Tonight is about watching a talented person labouring under levels of fame and physical pressure so severe they turn you from a performer into a panting automaton. It’s more like the recent Rihanna concerts than the shows of Gaga or Swift, who seem so utterly in control of their worlds. There’s something in the constant use of home-video footage of Bieber as a toddler and child – his “journey” beamed up, contrasted with the voices of journalists speculating that he “can’t make the transition from boy to man” – that speaks a profound lack of confidence, even contempt.

As a child, like Donny Osmond, he was singing mature, appropriately chaste love songs to fantasy ladies; two years ago, a fan claimed to be bearing his child after a backstage encounter (the Platinum Package) but he emerged from the scandal pretty much unscathed. Now aged 19, it’s probably time for him to lose the purity-ring reputation but his fanbase hasn’t changed, and like all great child stars he looks younger than his years. He is stuck in a crevice between childhood and maturity that would be far better navigated if he occasionally sat down at the end of the runway with a guitar, and looked around himself, and spoke to people – as the Believe: Acoustic album suggested he would. But for some reason he barely communicates, can’t seem to improvise. He’s still too gamine to pull off the urban superstar thing, and the hefty beats and guy on the decks saying “make some nooooiiiiiisse” seem to underline his fragility.

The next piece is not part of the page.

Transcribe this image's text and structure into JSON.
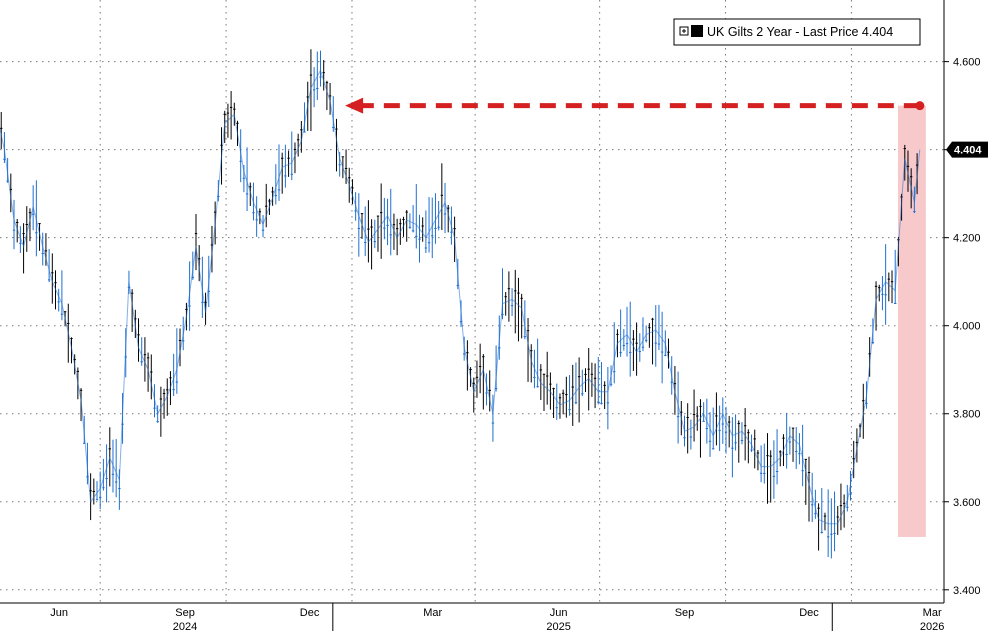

Towards the end of the gig one lucky punter is pulled from the crowd and placed on a throne like a prom queen, treated to a personal rendition of a song called “One Less Lonely Girl”. This sort of “inspirational” section happens at a lot of the big pop shows, feeding the cult of The Self that dominates youth culture at the moment, telling young people they can “do anything” before they know who they are, or what they want to do. Bieber’s own believe-in-yourself speech comes from a video projection rather than the real person standing below. As he leads the girl off stage, reminding himself of her name, it’s hard to tell which of them looks more dazed.